Il y a beaucoup d’émotion dans ce que vous dites. Le film est lui-même plein d’émotion, mais aussi de moments de rire !
M. : C’est gentil de le dire, parce que je tenais énormément à transmettre tout l’humour qu’il y a dans ces moments-là. Ces moments dramatiques sont pour moi les moments les plus drôles. Qui n’a pas senti monter de gros fous rires pendant un enterrement ? C’est tellement burlesque, ce qu’on est obligé d’organiser. Et il faut faire avec les sensibilités de chacun, on essaie de faire une cérémonie qui ressemble au défunt mais, très souvent, on parle de nous. J’ai fait très attention à ce que cet humour-là soit perceptible dans le film.
« ADN » n’est pas l’histoire d’une famille, c’est l’histoire de votre personnage face à ce séisme qu’est la perte de ce grand-père…
C’est surtout la quête identitaire que mon personnage traverse qui est le fil conducteur du film. C’est une femme fragile qui a eu des parents toxiques. Comment fait-elle pour se reconstruire après la perte de son dernier pilier ? Est-ce que nous sommes les dépositaires de l’histoire de notre pays ? Je pense que oui. Sauf que parfois, on ne le sait pas. C’est ce que mon personnage vit. Elle se rend compte à quel point l’histoire, même si elle ne la connaissait pas, était en elle.
Une collaboration avec Fanny Ardant
Fanny Ardant joue votre maman. Pourquoi l’avez-vous choisie ?
M. : Je la connais, et j’avais écouté un podcast où j’avais senti une femme très très très intelligente, folle, cultivée et pleine de poésie. Je voulais vraiment Fanny Ardant pour ce rôle. C’était inconcevable pour moi d’avoir quelqu’un d’autre qu’elle. Je voulais une mère qui soit complètement charismatique, belle, drôle, intelligente… Il n’y a rien de pire pour des enfants que d’avoir des parents incroyablement beaux, intelligents, mais toxiques. Tout le monde croit qu’ils sont fantastiques, mais ils peuvent être des monstres.

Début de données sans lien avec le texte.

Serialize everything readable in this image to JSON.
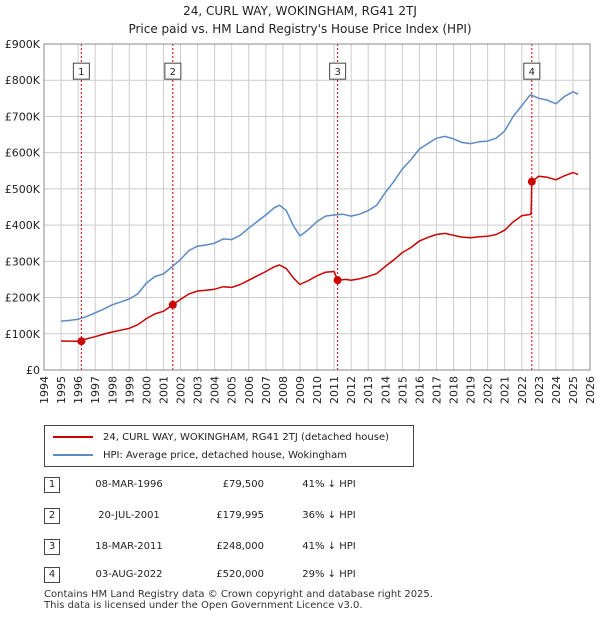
{
  "header": {
    "title": "24, CURL WAY, WOKINGHAM, RG41 2TJ",
    "subtitle": "Price paid vs. HM Land Registry's House Price Index (HPI)"
  },
  "colors": {
    "property": "#cc0000",
    "hpi": "#5b8ac6",
    "grid": "#cccccc",
    "marker_line": "#cc0000"
  },
  "chart_data": {
    "type": "line",
    "title": "Price paid vs. HM Land Registry's House Price Index (HPI)",
    "xlim": [
      1994,
      2026
    ],
    "ylim": [
      0,
      900000
    ],
    "x_ticks": [
      "1994",
      "1995",
      "1996",
      "1997",
      "1998",
      "1999",
      "2000",
      "2001",
      "2002",
      "2003",
      "2004",
      "2005",
      "2006",
      "2007",
      "2008",
      "2009",
      "2010",
      "2011",
      "2012",
      "2013",
      "2014",
      "2015",
      "2016",
      "2017",
      "2018",
      "2019",
      "2020",
      "2021",
      "2022",
      "2023",
      "2024",
      "2025",
      "2026"
    ],
    "y_ticks": [
      {
        "value": 0,
        "label": "£0"
      },
      {
        "value": 100000,
        "label": "£100K"
      },
      {
        "value": 200000,
        "label": "£200K"
      },
      {
        "value": 300000,
        "label": "£300K"
      },
      {
        "value": 400000,
        "label": "£400K"
      },
      {
        "value": 500000,
        "label": "£500K"
      },
      {
        "value": 600000,
        "label": "£600K"
      },
      {
        "value": 700000,
        "label": "£700K"
      },
      {
        "value": 800000,
        "label": "£800K"
      },
      {
        "value": 900000,
        "label": "£900K"
      }
    ],
    "series": [
      {
        "name": "HPI: Average price, detached house, Wokingham",
        "color": "#5b8ac6",
        "points": [
          [
            1995.0,
            135000
          ],
          [
            1995.5,
            137000
          ],
          [
            1996.0,
            140000
          ],
          [
            1996.5,
            148000
          ],
          [
            1997.0,
            158000
          ],
          [
            1997.5,
            168000
          ],
          [
            1998.0,
            180000
          ],
          [
            1998.5,
            188000
          ],
          [
            1999.0,
            196000
          ],
          [
            1999.5,
            210000
          ],
          [
            2000.0,
            240000
          ],
          [
            2000.5,
            258000
          ],
          [
            2001.0,
            265000
          ],
          [
            2001.5,
            285000
          ],
          [
            2002.0,
            305000
          ],
          [
            2002.5,
            330000
          ],
          [
            2003.0,
            342000
          ],
          [
            2003.5,
            345000
          ],
          [
            2004.0,
            350000
          ],
          [
            2004.5,
            362000
          ],
          [
            2005.0,
            360000
          ],
          [
            2005.5,
            372000
          ],
          [
            2006.0,
            392000
          ],
          [
            2006.5,
            410000
          ],
          [
            2007.0,
            428000
          ],
          [
            2007.5,
            448000
          ],
          [
            2007.8,
            455000
          ],
          [
            2008.2,
            440000
          ],
          [
            2008.6,
            400000
          ],
          [
            2009.0,
            370000
          ],
          [
            2009.5,
            388000
          ],
          [
            2010.0,
            410000
          ],
          [
            2010.5,
            425000
          ],
          [
            2011.0,
            428000
          ],
          [
            2011.5,
            430000
          ],
          [
            2012.0,
            425000
          ],
          [
            2012.5,
            430000
          ],
          [
            2013.0,
            440000
          ],
          [
            2013.5,
            455000
          ],
          [
            2014.0,
            490000
          ],
          [
            2014.5,
            520000
          ],
          [
            2015.0,
            555000
          ],
          [
            2015.5,
            580000
          ],
          [
            2016.0,
            610000
          ],
          [
            2016.5,
            625000
          ],
          [
            2017.0,
            640000
          ],
          [
            2017.5,
            645000
          ],
          [
            2018.0,
            638000
          ],
          [
            2018.5,
            628000
          ],
          [
            2019.0,
            625000
          ],
          [
            2019.5,
            630000
          ],
          [
            2020.0,
            632000
          ],
          [
            2020.5,
            640000
          ],
          [
            2021.0,
            660000
          ],
          [
            2021.5,
            700000
          ],
          [
            2022.0,
            730000
          ],
          [
            2022.5,
            760000
          ],
          [
            2023.0,
            750000
          ],
          [
            2023.5,
            745000
          ],
          [
            2024.0,
            735000
          ],
          [
            2024.5,
            755000
          ],
          [
            2025.0,
            768000
          ],
          [
            2025.3,
            762000
          ]
        ]
      },
      {
        "name": "24, CURL WAY, WOKINGHAM, RG41 2TJ (detached house)",
        "color": "#cc0000",
        "points": [
          [
            1995.0,
            80000
          ],
          [
            1996.0,
            79500
          ],
          [
            1996.5,
            86000
          ],
          [
            1997.0,
            92000
          ],
          [
            1997.5,
            99000
          ],
          [
            1998.0,
            105000
          ],
          [
            1998.5,
            110000
          ],
          [
            1999.0,
            115000
          ],
          [
            1999.5,
            125000
          ],
          [
            2000.0,
            142000
          ],
          [
            2000.5,
            155000
          ],
          [
            2001.0,
            162000
          ],
          [
            2001.55,
            179995
          ],
          [
            2002.0,
            195000
          ],
          [
            2002.5,
            210000
          ],
          [
            2003.0,
            218000
          ],
          [
            2003.5,
            220000
          ],
          [
            2004.0,
            223000
          ],
          [
            2004.5,
            230000
          ],
          [
            2005.0,
            228000
          ],
          [
            2005.5,
            236000
          ],
          [
            2006.0,
            248000
          ],
          [
            2006.5,
            260000
          ],
          [
            2007.0,
            272000
          ],
          [
            2007.5,
            285000
          ],
          [
            2007.8,
            290000
          ],
          [
            2008.2,
            280000
          ],
          [
            2008.6,
            255000
          ],
          [
            2009.0,
            236000
          ],
          [
            2009.5,
            247000
          ],
          [
            2010.0,
            260000
          ],
          [
            2010.5,
            270000
          ],
          [
            2011.0,
            272000
          ],
          [
            2011.21,
            248000
          ],
          [
            2011.7,
            250000
          ],
          [
            2012.0,
            248000
          ],
          [
            2012.5,
            252000
          ],
          [
            2013.0,
            258000
          ],
          [
            2013.5,
            266000
          ],
          [
            2014.0,
            286000
          ],
          [
            2014.5,
            304000
          ],
          [
            2015.0,
            324000
          ],
          [
            2015.5,
            338000
          ],
          [
            2016.0,
            356000
          ],
          [
            2016.5,
            366000
          ],
          [
            2017.0,
            374000
          ],
          [
            2017.5,
            377000
          ],
          [
            2018.0,
            372000
          ],
          [
            2018.5,
            367000
          ],
          [
            2019.0,
            365000
          ],
          [
            2019.5,
            368000
          ],
          [
            2020.0,
            369000
          ],
          [
            2020.5,
            374000
          ],
          [
            2021.0,
            386000
          ],
          [
            2021.5,
            409000
          ],
          [
            2022.0,
            426000
          ],
          [
            2022.55,
            430000
          ],
          [
            2022.59,
            520000
          ],
          [
            2023.0,
            535000
          ],
          [
            2023.5,
            532000
          ],
          [
            2024.0,
            525000
          ],
          [
            2024.5,
            536000
          ],
          [
            2025.0,
            545000
          ],
          [
            2025.3,
            540000
          ]
        ]
      }
    ],
    "sales": [
      {
        "id": "1",
        "x": 1996.19,
        "y": 79500
      },
      {
        "id": "2",
        "x": 2001.55,
        "y": 179995
      },
      {
        "id": "3",
        "x": 2011.21,
        "y": 248000
      },
      {
        "id": "4",
        "x": 2022.59,
        "y": 520000
      }
    ]
  },
  "legend": {
    "property_label": "24, CURL WAY, WOKINGHAM, RG41 2TJ (detached house)",
    "hpi_label": "HPI: Average price, detached house, Wokingham"
  },
  "transactions": [
    {
      "id": "1",
      "date": "08-MAR-1996",
      "price": "£79,500",
      "hpi": "41% ↓ HPI"
    },
    {
      "id": "2",
      "date": "20-JUL-2001",
      "price": "£179,995",
      "hpi": "36% ↓ HPI"
    },
    {
      "id": "3",
      "date": "18-MAR-2011",
      "price": "£248,000",
      "hpi": "41% ↓ HPI"
    },
    {
      "id": "4",
      "date": "03-AUG-2022",
      "price": "£520,000",
      "hpi": "29% ↓ HPI"
    }
  ],
  "footer": {
    "line1": "Contains HM Land Registry data © Crown copyright and database right 2025.",
    "line2": "This data is licensed under the Open Government Licence v3.0."
  }
}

Il y a des chocs entre ces personnages, des scènes aussi haletantes que dans les films d’action !
M. : Je voulais que ce soit ça. Je voulais des scènes très simples, filmées champ-contrechamp, et que ce que les gens se disent soit incroyablement violent. Au moment de la mort, on se rend compte des choses, on se dit des vérités qu’on n’a jamais dites. Ça bouscule tout le monde, ou beaucoup de gens en tout cas.
Vous avez co-écrit le scénario du film avec quelqu’un qui a des rapports avec Nantes : Mathieu Demy, le fils du réalisateur Jacques Demy. Comment ça s’est passé ?
M. : De façon complètement improvisée, improbable. Nous sommes amis, je lui ai dit que je faisais un film sur le deuil. Il venait d’enterrer sa mère (la réalisatrice Agnès Varda, ndlr), il était encore complètement bouleversé. On s’est échangé des moments bouleversants, des moments hyper drôles et il m’a proposé de me rejoindre sur le scénario. J’ai accepté tout de suite. Il m’a énormément aidé sur la structure, sur la partie drôle du film.
François, votre ex dans le film, est interprété par Louis Garrel. Il a des dialogues percutants ! Il est incroyable…
M. : Franchement, c’est tout lui. C’est son génie. En fait, j’avais peur qu’il plante le film et qu’il parte en vacances donc je m’étais dit : « S’il vient super, s’il vient pas, tant pis ». Je ne m’étais pas trop accrochée à lui. Je l’ai mis sur le tournage et je lui ai dit : « Tu fais ce que tu veux, tu essaies de me changer les idées le plus possible ». Tout ce qu’il dit dans le film, ça vient de lui. Franchement, je n’ai rien écrit. C’est une des personnes les plus drôles que je connaisse.